DATELINE: Ghost of Nixon
Suppose Roger Goodell held a press conference after the owners’ meeting.
How much would you bet that he would come across as the New Nixon?
We haven’t seen such nervous worry since the President announced there would be no whitewash at the White House.
Goodell was sweating all over his face, not just his upper lip. After a litany of alleged good news, and nothing close to Tom Brady, the first question was about Deflategate.
Goodell squirmed. There was no connection between his many conversations with Robert Kraft over the past few weeks and the Brady hearing. What?? They’ve talked many times? Wow, someone has not told us the truth.

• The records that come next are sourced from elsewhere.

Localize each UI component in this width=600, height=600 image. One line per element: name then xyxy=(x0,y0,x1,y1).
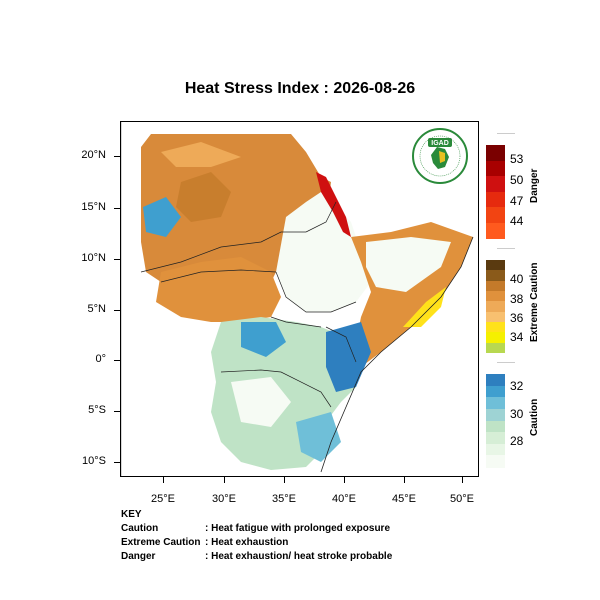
key-term: Extreme Caution xyxy=(121,537,201,548)
lon-tick xyxy=(344,477,345,483)
lat-tick xyxy=(114,208,120,209)
colorbar-swatch xyxy=(486,145,505,161)
colorbar-label: 36 xyxy=(510,311,524,325)
colorbar-label: 44 xyxy=(510,214,524,228)
colorbar-swatch xyxy=(486,374,505,387)
key-desc: : Heat fatigue with prolonged exposure xyxy=(205,523,391,534)
key-heading: KEY xyxy=(121,509,142,520)
lon-tick xyxy=(404,477,405,483)
kenya-blue xyxy=(326,322,371,392)
colorbar-separator xyxy=(497,248,515,249)
colorbar-caution: 32 30 28 Caution xyxy=(486,374,566,469)
key-desc: : Heat exhaustion/ heat stroke probable xyxy=(205,551,393,562)
colorbar-swatch xyxy=(486,342,505,354)
colorbar-label: 50 xyxy=(510,173,524,187)
colorbar-swatch xyxy=(486,222,505,239)
lat-tick xyxy=(114,156,120,157)
colorbar-swatch xyxy=(486,385,505,398)
colorbar-swatch xyxy=(486,291,505,302)
colorbar-title-caution: Caution xyxy=(529,398,540,436)
lon-label-45e: 45°E xyxy=(392,493,416,505)
west-sudan-caution xyxy=(143,197,181,237)
colorbar-swatch xyxy=(486,408,505,421)
somalia-yellow xyxy=(403,287,446,327)
lon-tick xyxy=(284,477,285,483)
colorbar-extreme-caution: 40 38 36 34 Extreme Caution xyxy=(486,260,566,355)
lat-label-10s: 10°S xyxy=(82,455,106,467)
lon-tick xyxy=(224,477,225,483)
colorbar-separator xyxy=(497,362,515,363)
lat-label-10n: 10°N xyxy=(81,252,106,264)
colorbar-swatch xyxy=(486,301,505,313)
key-desc: : Heat exhaustion xyxy=(205,537,289,548)
lat-tick xyxy=(114,259,120,260)
lat-label-15n: 15°N xyxy=(81,201,106,213)
map-canvas xyxy=(121,122,474,476)
colorbar-swatch xyxy=(486,160,505,177)
colorbar-swatch xyxy=(486,270,505,282)
somalia-white xyxy=(366,237,451,292)
colorbar-label: 32 xyxy=(510,379,524,393)
colorbar-swatch xyxy=(486,397,505,410)
map-title: Heat Stress Index : 2026-08-26 xyxy=(184,80,416,97)
colorbar-label: 53 xyxy=(510,152,524,166)
lat-tick xyxy=(114,310,120,311)
colorbar-swatch xyxy=(486,322,505,333)
key-row-caution: Caution : Heat fatigue with prolonged ex… xyxy=(121,523,390,534)
key-row-extreme-caution: Extreme Caution : Heat exhaustion xyxy=(121,537,288,548)
colorbar-label: 40 xyxy=(510,272,524,286)
lon-label-50e: 50°E xyxy=(450,493,474,505)
lat-label-20n: 20°N xyxy=(81,149,106,161)
colorbar-swatch xyxy=(486,191,505,208)
colorbar-title-danger: Danger xyxy=(529,168,540,203)
lon-label-35e: 35°E xyxy=(272,493,296,505)
colorbar-danger: 53 50 47 44 Danger xyxy=(486,145,566,240)
lon-tick xyxy=(163,477,164,483)
key-term: Danger xyxy=(121,551,156,562)
key-row-danger: Danger : Heat exhaustion/ heat stroke pr… xyxy=(121,551,392,562)
lat-label-0: 0° xyxy=(95,353,106,365)
colorbar-swatch xyxy=(486,260,505,271)
eritrea-danger xyxy=(316,172,351,237)
lat-tick xyxy=(114,462,120,463)
colorbar-swatch xyxy=(486,332,505,344)
colorbar-swatch xyxy=(486,420,505,433)
lat-tick xyxy=(114,360,120,361)
tanzania-blue xyxy=(296,412,341,462)
colorbar-label: 34 xyxy=(510,330,524,344)
igad-logo-icon: IGAD xyxy=(412,128,468,184)
lon-label-30e: 30°E xyxy=(212,493,236,505)
tanzania-white xyxy=(231,377,291,427)
sudan-dark-patches xyxy=(176,172,231,222)
south-sudan-region xyxy=(156,257,281,322)
uganda-blue xyxy=(241,322,286,357)
colorbar-swatch xyxy=(486,176,505,192)
lon-label-40e: 40°E xyxy=(332,493,356,505)
colorbar-swatch xyxy=(486,443,505,456)
igad-logo: IGAD xyxy=(411,127,469,185)
colorbar-swatch xyxy=(486,280,505,292)
coastline xyxy=(320,236,474,473)
heat-stress-map xyxy=(120,121,479,477)
lat-tick xyxy=(114,411,120,412)
logo-text: IGAD xyxy=(431,140,449,147)
colorbar-label: 30 xyxy=(510,407,524,421)
key-term: Caution xyxy=(121,523,159,534)
colorbar-label: 28 xyxy=(510,434,524,448)
colorbar-swatch xyxy=(486,207,505,223)
colorbar-swatch xyxy=(486,455,505,468)
colorbar-label: 47 xyxy=(510,194,524,208)
sudan-light-patches xyxy=(161,142,241,167)
lat-label-5n: 5°N xyxy=(87,303,106,315)
colorbar-label: 38 xyxy=(510,292,524,306)
colorbar-title-extreme-caution: Extreme Caution xyxy=(529,262,540,342)
lat-label-5s: 5°S xyxy=(88,404,106,416)
colorbar-separator xyxy=(497,133,515,134)
colorbar-swatch xyxy=(486,311,505,323)
lon-label-25e: 25°E xyxy=(151,493,175,505)
lon-tick xyxy=(462,477,463,483)
colorbar-swatch xyxy=(486,432,505,445)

Goodell also said he has been so busy with these two days of meetings that he hasn’t had a chance to think about recusing himself from being Tom Brady’s jury and executioner.
He also said he would have an announcement about an independent arbiter tomorrow—and then said how he looked forward to hearing what Tom Brady had to say.
Well, we presume we can skip the next press conference because we already know what he’ll say.
We await the press conference when Goodell has the entire Wells report behind him in multi-volumes and bound in leather. That’s how Nixon presented transcripts of the recordings in his Oval Office.
Perhaps the multi-million dollar Wells report will come in thumb drive, gilded in gold, hanging in effigy behind Goodell.
Nixon lives through the NFL Commissioner. May he have a happier ending than Mr. Nixon.
Where’s David Frost when you need him?